The investor roster tells you everything about where AI capital is flowing. It’s concentrating in teams with resumes from OpenAI, Anthropic, and Google. If you’re a founder without that pedigree, good luck raising even $5 million in this market.

Nvidia led the round alongside SV Angel’s Ron Conway and co-founder Georges Harik. Nvidia has become the AI industry’s venture capital arm by necessity—it closed 67 AI deals in 2025 compared to 54 in all of 2024. The company committed up to $100 billion to OpenAI, $10 billion to Anthropic, and $2 billion to xAI. Critics call it “circular financing”—Nvidia invests in startups that use the capital to buy Nvidia GPUs.

Ron Conway’s participation is notable. His SV Angel fund backed OpenAI early and was described as “critical” to the company’s survival. His portfolio includes Hugging Face, Replit, Databricks, and Character.ai. When Conway writes a check this size, he’s not betting on a product roadmap—he’s betting on talent arbitrage.

The AI funding market is bifurcating hard. Seed funding activity dropped 29% year-over-year, but median valuations increased 19%. Fewer deals, bigger checks, all going to the same small circle of elite teams.

“Human-Centric AI” Needs Proof, Not Promises

Humans& positions itself around “human-centric AI”—tools that empower people rather than replace them, focused on communication and collaboration. The company plans to launch a product in “early 2026” but has released no specifics.

Here’s the issue: “human-centric” has become the 2026 equivalent of slapping “AI-powered” on every pitch deck in 2023. Microsoft Copilot claims to augment, not replace. Salesforce Einstein positions itself as an intelligent assistant that never replaces human judgment. Gartner predicts only one in ten agent interactions will be fully automated by 2026. Everyone pivoted to this messaging after the 2025 backlash against replacement narratives.

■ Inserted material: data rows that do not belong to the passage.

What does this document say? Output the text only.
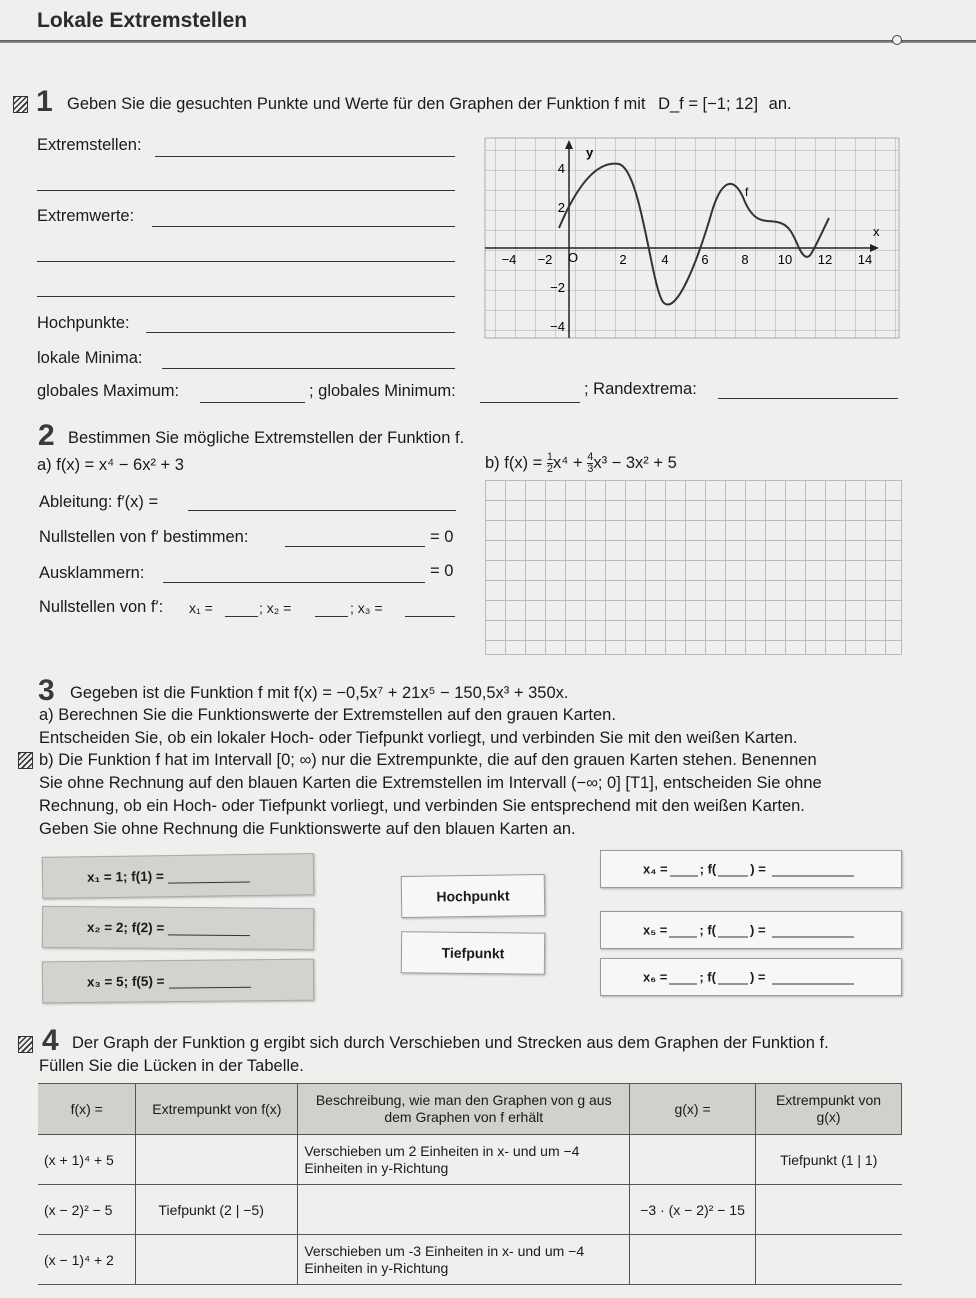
Lokale Extremstellen
1 Geben Sie die gesuchten Punkte und Werte für den Graphen der Funktion f mit D_f = [−1; 12] an.
Extremstellen:
Extremwerte:
Hochpunkte:
lokale Minima:
globales Maximum:	; globales Minimum:	; Randextrema:
x
y
−4 −2 O	2	4	6	8 10 12 14
4
2
−2
−4
f
2 Bestimmen Sie mögliche Extremstellen der Funktion f.
a) f(x) = x⁴ − 6x² + 3	b) $f(x) = \frac{1}{2} x^4 + \frac{4}{3} x^3 - 3x^2 + 5$
Ableitung: f′(x) =
Nullstellen von f′ bestimmen:	= 0
Ausklammern:	= 0
Nullstellen von f′: x₁ =	; x₂ =	; x₃ =
3 Gegeben ist die Funktion f mit f(x) = −0,5x⁷ + 21x⁵ − 150,5x³ + 350x.
a) Berechnen Sie die Funktionswerte der Extremstellen auf den grauen Karten.
Entscheiden Sie, ob ein lokaler Hoch- oder Tiefpunkt vorliegt, und verbinden Sie mit den weißen Karten.
b) Die Funktion f hat im Intervall [0; ∞) nur die Extrempunkte, die auf den grauen Karten stehen. Benennen
Sie ohne Rechnung auf den blauen Karten die Extremstellen im Intervall (−∞; 0] [T1], entscheiden Sie ohne
Rechnung, ob ein Hoch- oder Tiefpunkt vorliegt, und verbinden Sie entsprechend mit den weißen Karten.
Geben Sie ohne Rechnung die Funktionswerte auf den blauen Karten an.
x₁ = 1; f(1) =
x₂ = 2; f(2) =
x₃ = 5; f(5) =
Hochpunkt
Tiefpunkt
x₄ = ; f(	) =
x₅ = ; f(	) =
x₆ = ; f(	) =
4 Der Graph der Funktion g ergibt sich durch Verschieben und Strecken aus dem Graphen der Funktion f.
Füllen Sie die Lücken in der Tabelle.
f(x) =	Extrempunkt von f(x)	Beschreibung, wie man den Graphen von g aus dem Graphen von f erhält	g(x) =	Extrempunkt von g(x)
(x + 1)⁴ + 5		Verschieben um 2 Einheiten in x- und um −4 Einheiten in y-Richtung		Tiefpunkt (1 | 1)
(x − 2)² − 5	Tiefpunkt (2 | −5)		−3 · (x − 2)² − 15	
(x − 1)⁴ + 2		Verschieben um -3 Einheiten in x- und um −4 Einheiten in y-Richtung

Without a concrete product, we can’t distinguish genuine differentiation from superior marketing. Humans& might be building the collaboration tools that reshape how developers work. Or it might be packaging familiar capabilities with better positioning. We’ll know when the product launches.

The $400 Billion Question

There are real bubble indicators here. 54% of fund managers say AI stocks are “bubbly”, and Lyft’s CEO bluntly stated “we are absolutely in a financial bubble.” The gap between AI infrastructure spending ($400 billion annually in 2026) and enterprise AI revenue (roughly $100 billion) is a 4-to-1 ratio that can’t persist indefinitely. Someone will get hurt when this corrects.

But Humans& isn’t raising on revenue projections. It’s raising on the thesis that an elite team from the top three AI labs can crack the “human-centric AI” problem before the market corrects. That’s a talent bet, not a product bet. Whether that’s genius or late-stage FOMO depends entirely on what ships in early 2026.

The infrastructure-revenue gap is real and concerning. But investors putting $480 million into a three-month-old company aren’t stupid. They’re making a calculated wager that when the AI market inevitably consolidates, the winners will be the teams with the deepest technical expertise and the strongest pedigrees. Time will tell if they’re right.